The lawsuit, filed by Queens County GOP Chairman Phil Ragusa in New York Supreme Court Friday, accuses three Republican City Councilmen of wrongly ousting former Board of Elections Commissioner Judith Stupp and installing their own pick in her place.
The filing stems from a dramatic and unexpected shake-up at the Board of Elections, which has faced an onslaught of criticism in recent years following long lines and confusion at the polls.
According to the Republican Councilmen, the five Republican country chairs as well as a number of Democrats who are responsible for appointing the Board of Elections commissioners failed to file the routine paperwork this year re-nominating their picks to the board.
Without the formal nominations, the councilmen swept in, taking advantage of a rarely-used provision that allows them to appoint new commissioners themselves.
"In our case, the Republican caucus chose to to exercise its authority," said Republican Queens City Councilman Daniel Halloran, whose caucus has already ousted the Queens and Brooklyn commissioners, and is weighing doing the same for the Manhattan, Bronx and Staten Island appointees.
But in the suit, Regusa claims his county's Republicans held a meeting in November 2012, where members unanimously voted to recommend Stupp's renomination.

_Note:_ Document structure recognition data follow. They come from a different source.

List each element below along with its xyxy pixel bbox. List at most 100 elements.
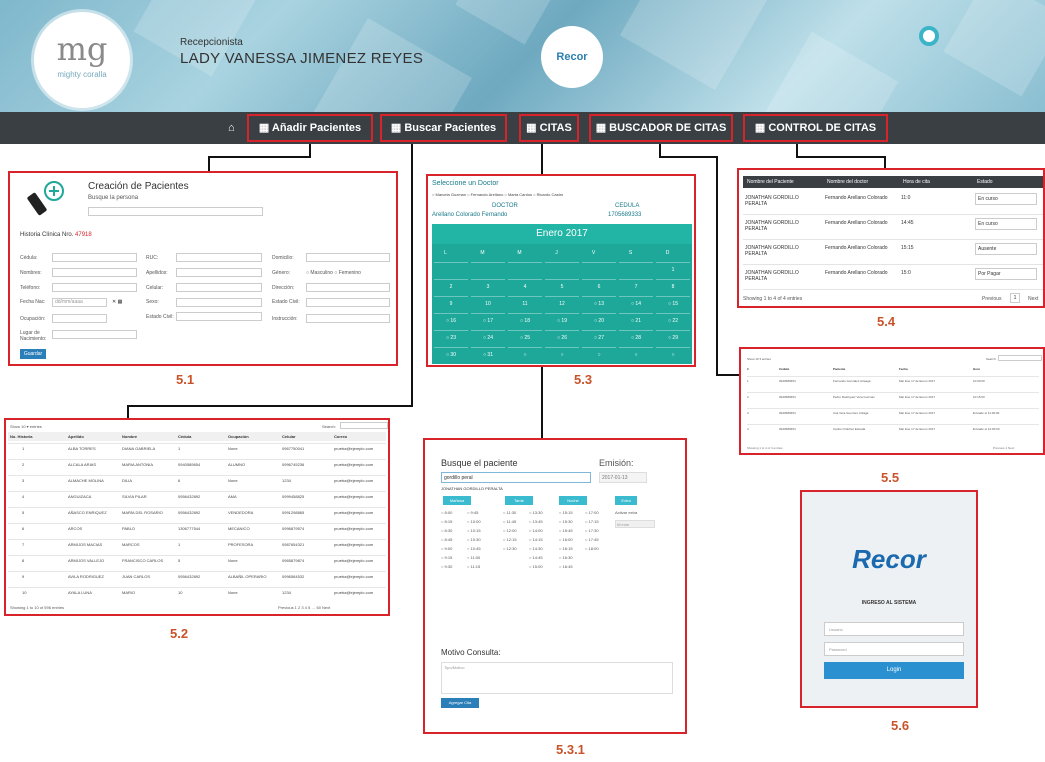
time-slot-radio[interactable]: ○ 12:00 [503, 528, 517, 533]
calendar-day[interactable]: 12 [545, 296, 579, 310]
time-slot-radio[interactable]: ○ 14:30 [529, 546, 543, 551]
time-slot-radio[interactable]: ○ 9:15 [441, 555, 452, 560]
login-button[interactable]: Login [824, 662, 964, 679]
motivo-textarea[interactable]: Tipo/Motivo [441, 662, 673, 694]
time-slot-radio[interactable]: ○ 14:00 [529, 528, 543, 533]
calendar-day[interactable]: ○ 22 [656, 313, 690, 327]
calendar-day[interactable]: ○ 23 [434, 330, 468, 344]
calendar-day[interactable]: 4 [508, 279, 542, 293]
calendar-day[interactable]: ○ 31 [471, 347, 505, 361]
calendar-day[interactable]: 8 [656, 279, 690, 293]
calendar-day[interactable]: ○ [508, 347, 542, 361]
time-slot-radio[interactable]: ○ 14:45 [529, 555, 543, 560]
apellidos-input[interactable] [176, 268, 262, 277]
control-page[interactable]: 1 [1010, 293, 1020, 303]
calendar-day[interactable]: ○ 15 [656, 296, 690, 310]
ocupacion-input[interactable] [52, 314, 107, 323]
calendar-day[interactable]: ○ 21 [619, 313, 653, 327]
time-slot-radio[interactable]: ○ 9:00 [441, 546, 452, 551]
direccion-input[interactable] [306, 283, 390, 292]
time-slot-radio[interactable]: ○ 14:15 [529, 537, 543, 542]
time-slot-radio[interactable]: ○ 15:15 [559, 510, 573, 515]
activar-extra-checkbox[interactable]: Activar extra [615, 510, 637, 515]
nav-appointment-search[interactable]: ▦ BUSCADOR DE CITAS [589, 114, 733, 142]
time-slot-radio[interactable]: ○ 10:00 [467, 519, 481, 524]
lugar-nac-input[interactable] [52, 330, 137, 339]
time-slot-radio[interactable]: ○ 11:45 [503, 519, 516, 524]
calendar-day[interactable]: ○ 20 [582, 313, 616, 327]
time-slot-radio[interactable]: ○ 17:00 [585, 510, 599, 515]
cedula-input[interactable] [52, 253, 137, 262]
time-slot-radio[interactable]: ○ 10:15 [467, 528, 481, 533]
time-slot-radio[interactable]: ○ 12:15 [503, 537, 517, 542]
control-status-select[interactable]: Ausente [975, 243, 1037, 255]
time-slot-radio[interactable]: ○ 12:30 [503, 546, 517, 551]
buscador-search-input[interactable] [998, 355, 1042, 361]
buscador-show[interactable]: Show 10 ▾ entries [747, 357, 771, 361]
estado-civil-input[interactable] [176, 312, 262, 321]
calendar-day[interactable]: 1 [656, 262, 690, 276]
calendar-day[interactable] [545, 262, 579, 276]
calendar-day[interactable]: ○ [545, 347, 579, 361]
calendar-day[interactable]: ○ [619, 347, 653, 361]
calendar-day[interactable]: ○ 26 [545, 330, 579, 344]
patient-suggestion[interactable]: JONATHAN GORDILLO PERALTA [441, 486, 503, 491]
calendar-day[interactable] [619, 262, 653, 276]
buscar-show[interactable]: Show 10 ▾ entries [10, 424, 42, 429]
time-slot-radio[interactable]: ○ 16:15 [559, 546, 573, 551]
nav-search-patients[interactable]: ▦ Buscar Pacientes [380, 114, 507, 142]
calendar-day[interactable]: ○ 27 [582, 330, 616, 344]
time-slot-radio[interactable]: ○ 16:30 [559, 555, 573, 560]
calendar-day[interactable]: 7 [619, 279, 653, 293]
time-slot-radio[interactable]: ○ 13:45 [529, 519, 543, 524]
domicilio-input[interactable] [306, 253, 390, 262]
time-slot-radio[interactable]: ○ 16:45 [559, 564, 573, 569]
time-slot-radio[interactable]: ○ 10:45 [467, 546, 481, 551]
time-slot-radio[interactable]: ○ 13:30 [529, 510, 543, 515]
nav-add-patients[interactable]: ▦ Añadir Pacientes [247, 114, 373, 142]
ruc-input[interactable] [176, 253, 262, 262]
calendar-day[interactable]: 6 [582, 279, 616, 293]
calendar-day[interactable]: ○ 25 [508, 330, 542, 344]
calendar-day[interactable] [434, 262, 468, 276]
buscador-pager[interactable]: Previous 1 Next [993, 446, 1014, 450]
calendar-day[interactable]: ○ 29 [656, 330, 690, 344]
time-slot-radio[interactable]: ○ 8:00 [441, 510, 452, 515]
calendar-day[interactable]: 2 [434, 279, 468, 293]
password-input[interactable]: Password [824, 642, 964, 656]
control-status-select[interactable]: En curso [975, 193, 1037, 205]
time-slot-radio[interactable]: ○ 10:30 [467, 537, 481, 542]
time-slot-radio[interactable]: ○ 11:15 [467, 564, 480, 569]
username-input[interactable]: Usuario [824, 622, 964, 636]
time-slot-radio[interactable]: ○ 11:00 [467, 555, 480, 560]
control-next[interactable]: Next [1028, 296, 1038, 302]
instruccion-input[interactable] [306, 314, 390, 323]
calendar-day[interactable]: 3 [471, 279, 505, 293]
calendar-day[interactable]: 11 [508, 296, 542, 310]
calendar-day[interactable]: ○ 30 [434, 347, 468, 361]
time-slot-radio[interactable]: ○ 8:30 [441, 528, 452, 533]
sexo-input[interactable] [176, 298, 262, 307]
time-slot-radio[interactable]: ○ 8:15 [441, 519, 452, 524]
app-logo[interactable]: mg mighty coralla [34, 12, 130, 108]
save-button[interactable]: Guardar [20, 349, 46, 359]
calendar-day[interactable]: ○ 18 [508, 313, 542, 327]
time-slot-radio[interactable]: ○ 9:45 [467, 510, 478, 515]
control-prev[interactable]: Previous [982, 296, 1001, 302]
nombres-input[interactable] [52, 268, 137, 277]
calendar-day[interactable]: ○ 13 [582, 296, 616, 310]
extra-time-input[interactable]: hh:mm [615, 520, 655, 528]
time-slot-radio[interactable]: ○ 16:00 [559, 537, 573, 542]
extra-button[interactable]: Extra [615, 496, 637, 505]
calendar-day[interactable]: 5 [545, 279, 579, 293]
calendar-day[interactable]: ○ 17 [471, 313, 505, 327]
calendar-day[interactable]: ○ 16 [434, 313, 468, 327]
calendar-day[interactable]: ○ [582, 347, 616, 361]
calendar-day[interactable]: 10 [471, 296, 505, 310]
calendar-day[interactable] [471, 262, 505, 276]
celular-input[interactable] [176, 283, 262, 292]
time-slot-radio[interactable]: ○ 17:30 [585, 528, 599, 533]
nav-appointment-control[interactable]: ▦ CONTROL DE CITAS [743, 114, 888, 142]
add-appointment-button[interactable]: Agregar Cita [441, 698, 479, 708]
search-person-input[interactable] [88, 207, 263, 216]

Regusa claims he signed "a Certificate of Recommendation" two days later and mailed copies to the City Council's Republican Minority Leader James Oddo and the City Council clerk on Nov. 19.
"There is a presumption that a document mailed by first class mail is received by the addressee within five days after it was mailed," they argued in the court documents.
As a result, they say, the councilmen's decision to appoint Michael Michel in Stupp's place on Jan. 25 "is null and void."
Republican City Councilmen Vincent Ignizio, one of the three lawmakers named in the suit, laughed off the argument.
"The basis of the lawsuit is equivalent to the 'dog ate my homework' defense and I think it will be treated as such by the courts," said Ignizio, who said he was confident that he and his colleagues were in the right.
“The law clearly stated, if you failed to do your job, then that job will be taken away for you," he said.
Regusa could not immediately be reached for comment. Instead, his attorney Lawrence Mandelker, referred all requests for comment on the case to Rob Ryan, a Republican working for Catsimatidis, who recently launched his campaign for mayor.
Ragusa and the Queens County GOP recently endorsed Catsimatidis as their pick for mayor, deeply angering some members of the party.
“John Catsimatidis always supports his friends and Phil Regusa and the Queens GOP have been friends for a long time," said Ryan when asked about Catsimatidis' involvement in the case.
Sources have said the councilmen's move to take over the Board of Elections is an attempt to undermine the power of the GOP chairmen and take control of the party.
“This is a move to try to create mayhem in the individual country boroughs," said one source close to the campaign, who explained that hiring staffers at the Board of Elections is one of the county leaders' key jobs.
“This is a clear way of muddying the water," he said.
But Halloran defended the coup, which he said was intended to shake up the Board of Elections, which has spent two years without an executive director and endured constant criticism.
"It's been a leaderless ship. There's no one at the rudder," he said. "We need to steer the Board of Elections to a place where things can get done and done efficiently, fairly and honestly without political patronage being the watchword.
"Unfortunately, that's something that's been the case for many, many decades."